Ainda no capítulo I das novas Diretrizes, foram consideradas três áreas de formação em medicina, não destacadas nas DCN de 2001: Atenção à saúde, Gestão em saúde e Educação em saúde. A seção I “Da Atenção à saúde” considera extremamente importante o trabalho em equipe, organização em serviço que vai ao encontro da atual proposta assistencial na APS: equipe multiprofissional, saúde da família e avaliação de riscos (BRASIL, 2014; MACINKO; HARRIS, 2015). Para que os estudantes tenham uma aproximação com a realidade de saúde do país, deve-se integrar escolas médicas e serviços públicos de saúde. Medida que tende a facilitar a percepção das necessidades de saúde da sociedade e criar condições para formar médicos promotores da saúde integral, em um processo de educação superior que melhore a vida das populações e dê sustentabilidade de proteção social conforme previsto no Sistema Único de Saúde, pela Constituição Brasileira (CECCIM; FEUERWERKER, 2004; CRISP; CHEN, 2014; JORGE et al., 2014; LAMPERT et al., 2009; SIQUEIRA-BATISTA et al., 2013; SOCIAL ACCOUNTABILITY HEALTH, 2010).

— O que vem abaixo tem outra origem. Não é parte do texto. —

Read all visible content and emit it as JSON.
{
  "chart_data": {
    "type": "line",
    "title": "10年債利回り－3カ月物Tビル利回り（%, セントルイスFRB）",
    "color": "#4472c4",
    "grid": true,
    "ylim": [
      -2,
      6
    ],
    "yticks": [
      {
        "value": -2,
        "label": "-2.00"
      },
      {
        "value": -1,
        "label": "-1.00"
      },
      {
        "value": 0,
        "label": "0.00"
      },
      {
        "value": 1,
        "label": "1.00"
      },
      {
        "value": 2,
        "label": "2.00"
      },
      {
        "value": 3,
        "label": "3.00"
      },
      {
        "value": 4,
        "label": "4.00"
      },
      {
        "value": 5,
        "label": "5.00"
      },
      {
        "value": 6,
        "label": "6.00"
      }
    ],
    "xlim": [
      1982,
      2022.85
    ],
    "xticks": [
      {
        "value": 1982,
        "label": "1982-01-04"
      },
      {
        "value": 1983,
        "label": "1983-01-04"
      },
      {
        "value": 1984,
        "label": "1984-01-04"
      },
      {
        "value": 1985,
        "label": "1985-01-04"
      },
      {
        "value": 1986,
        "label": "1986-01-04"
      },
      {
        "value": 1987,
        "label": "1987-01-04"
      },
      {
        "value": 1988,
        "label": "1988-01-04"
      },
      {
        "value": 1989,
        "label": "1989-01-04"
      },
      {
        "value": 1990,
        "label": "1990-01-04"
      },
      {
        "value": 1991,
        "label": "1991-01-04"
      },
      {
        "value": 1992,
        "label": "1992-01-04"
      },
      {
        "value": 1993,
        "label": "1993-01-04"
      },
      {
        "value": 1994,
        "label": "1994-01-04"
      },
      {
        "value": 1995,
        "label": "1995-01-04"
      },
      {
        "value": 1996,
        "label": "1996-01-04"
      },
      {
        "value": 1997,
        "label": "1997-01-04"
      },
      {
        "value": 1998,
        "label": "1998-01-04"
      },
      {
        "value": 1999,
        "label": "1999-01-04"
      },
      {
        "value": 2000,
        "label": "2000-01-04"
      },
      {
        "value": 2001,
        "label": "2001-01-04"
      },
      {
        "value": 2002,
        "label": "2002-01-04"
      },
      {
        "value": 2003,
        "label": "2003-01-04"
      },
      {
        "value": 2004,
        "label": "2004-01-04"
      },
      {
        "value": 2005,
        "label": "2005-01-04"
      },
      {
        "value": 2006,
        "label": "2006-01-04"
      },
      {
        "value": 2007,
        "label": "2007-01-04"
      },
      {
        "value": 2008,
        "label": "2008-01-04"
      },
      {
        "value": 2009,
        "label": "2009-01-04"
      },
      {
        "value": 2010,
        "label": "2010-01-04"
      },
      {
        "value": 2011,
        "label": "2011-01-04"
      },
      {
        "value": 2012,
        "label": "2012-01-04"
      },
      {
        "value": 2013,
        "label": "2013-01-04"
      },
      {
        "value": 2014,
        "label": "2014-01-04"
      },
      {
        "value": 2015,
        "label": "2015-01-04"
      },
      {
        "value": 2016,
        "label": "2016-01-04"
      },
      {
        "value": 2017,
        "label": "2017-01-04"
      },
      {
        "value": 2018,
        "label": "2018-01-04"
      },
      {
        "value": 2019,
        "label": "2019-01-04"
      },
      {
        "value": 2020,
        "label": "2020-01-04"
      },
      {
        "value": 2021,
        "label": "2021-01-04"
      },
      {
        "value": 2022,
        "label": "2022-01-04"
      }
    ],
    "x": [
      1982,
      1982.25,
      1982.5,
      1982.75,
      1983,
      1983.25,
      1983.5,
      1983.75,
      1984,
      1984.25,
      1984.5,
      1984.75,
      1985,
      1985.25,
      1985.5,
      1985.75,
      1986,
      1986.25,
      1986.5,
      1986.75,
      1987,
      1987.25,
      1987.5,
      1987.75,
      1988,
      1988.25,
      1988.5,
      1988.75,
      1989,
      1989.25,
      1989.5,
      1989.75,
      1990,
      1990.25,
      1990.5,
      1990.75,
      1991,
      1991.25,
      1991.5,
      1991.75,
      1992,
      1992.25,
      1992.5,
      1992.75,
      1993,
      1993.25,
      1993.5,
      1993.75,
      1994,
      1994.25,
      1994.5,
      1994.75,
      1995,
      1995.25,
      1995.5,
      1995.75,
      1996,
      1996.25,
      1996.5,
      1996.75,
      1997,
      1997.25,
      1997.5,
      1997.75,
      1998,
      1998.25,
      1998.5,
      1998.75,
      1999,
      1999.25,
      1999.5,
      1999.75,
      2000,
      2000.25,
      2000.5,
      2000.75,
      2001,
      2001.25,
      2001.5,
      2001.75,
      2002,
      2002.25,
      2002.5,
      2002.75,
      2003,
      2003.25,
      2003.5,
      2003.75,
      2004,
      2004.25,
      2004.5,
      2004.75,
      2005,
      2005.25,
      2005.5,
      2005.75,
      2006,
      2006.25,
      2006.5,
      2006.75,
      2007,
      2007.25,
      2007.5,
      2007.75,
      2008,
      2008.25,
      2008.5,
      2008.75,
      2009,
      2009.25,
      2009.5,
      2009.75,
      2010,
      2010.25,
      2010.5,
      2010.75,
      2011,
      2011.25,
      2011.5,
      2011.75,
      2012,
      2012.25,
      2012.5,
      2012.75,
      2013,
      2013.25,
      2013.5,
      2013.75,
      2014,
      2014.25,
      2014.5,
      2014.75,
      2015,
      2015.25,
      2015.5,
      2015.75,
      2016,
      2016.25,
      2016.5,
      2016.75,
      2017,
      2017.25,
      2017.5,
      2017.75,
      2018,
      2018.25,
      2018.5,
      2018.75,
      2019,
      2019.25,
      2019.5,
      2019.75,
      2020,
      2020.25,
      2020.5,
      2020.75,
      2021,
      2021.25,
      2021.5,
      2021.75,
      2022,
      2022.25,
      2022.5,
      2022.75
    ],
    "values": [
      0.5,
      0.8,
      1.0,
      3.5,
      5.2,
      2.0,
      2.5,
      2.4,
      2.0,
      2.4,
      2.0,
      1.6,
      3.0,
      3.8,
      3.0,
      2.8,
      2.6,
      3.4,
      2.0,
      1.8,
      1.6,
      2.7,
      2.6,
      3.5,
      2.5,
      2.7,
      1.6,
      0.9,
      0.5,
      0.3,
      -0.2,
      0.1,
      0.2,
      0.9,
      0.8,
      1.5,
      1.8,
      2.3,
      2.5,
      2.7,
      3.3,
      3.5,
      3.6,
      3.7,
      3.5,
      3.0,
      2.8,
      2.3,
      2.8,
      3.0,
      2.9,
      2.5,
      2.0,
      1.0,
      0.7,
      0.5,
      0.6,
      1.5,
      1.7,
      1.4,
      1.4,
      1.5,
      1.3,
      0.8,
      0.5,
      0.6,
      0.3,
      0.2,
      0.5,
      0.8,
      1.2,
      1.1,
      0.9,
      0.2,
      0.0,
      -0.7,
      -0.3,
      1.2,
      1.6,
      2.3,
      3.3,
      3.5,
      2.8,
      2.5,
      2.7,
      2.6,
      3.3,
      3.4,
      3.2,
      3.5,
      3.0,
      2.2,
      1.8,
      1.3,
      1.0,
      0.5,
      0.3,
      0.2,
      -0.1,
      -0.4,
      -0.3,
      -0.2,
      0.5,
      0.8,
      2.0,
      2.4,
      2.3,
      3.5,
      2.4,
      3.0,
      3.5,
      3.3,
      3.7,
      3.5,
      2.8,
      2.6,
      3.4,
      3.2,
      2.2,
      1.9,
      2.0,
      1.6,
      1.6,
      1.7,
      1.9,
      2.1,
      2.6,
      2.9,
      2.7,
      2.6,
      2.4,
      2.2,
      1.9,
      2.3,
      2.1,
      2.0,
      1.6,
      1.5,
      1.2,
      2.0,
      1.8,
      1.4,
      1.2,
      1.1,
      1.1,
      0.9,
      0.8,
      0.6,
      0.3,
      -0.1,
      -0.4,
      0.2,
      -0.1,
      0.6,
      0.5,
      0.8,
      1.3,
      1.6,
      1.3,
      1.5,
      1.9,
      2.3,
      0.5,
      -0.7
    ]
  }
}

Em concordância com o exposto, as DCN priorizam a atenção básica como cenário ideal para a formação em medicina e propõem a interação entre professores, estudantes, profissionais e usuários da rede de atenção à saúde, favorecendo a integração entre ensino, serviço e comunidade. Assim, a formação médica deve estar consoante com a proposta do SUS, que não requer profissionais qualificados apenas tecnicamente para o processo assistencial, mas também com outras habilidades, como comunicar-se, relacionarem-se com a equipe, ter iniciativa gerencial, desenvolver e acompanhar planos de cuidado, além de ser capaz de analisar o trabalho em saúde.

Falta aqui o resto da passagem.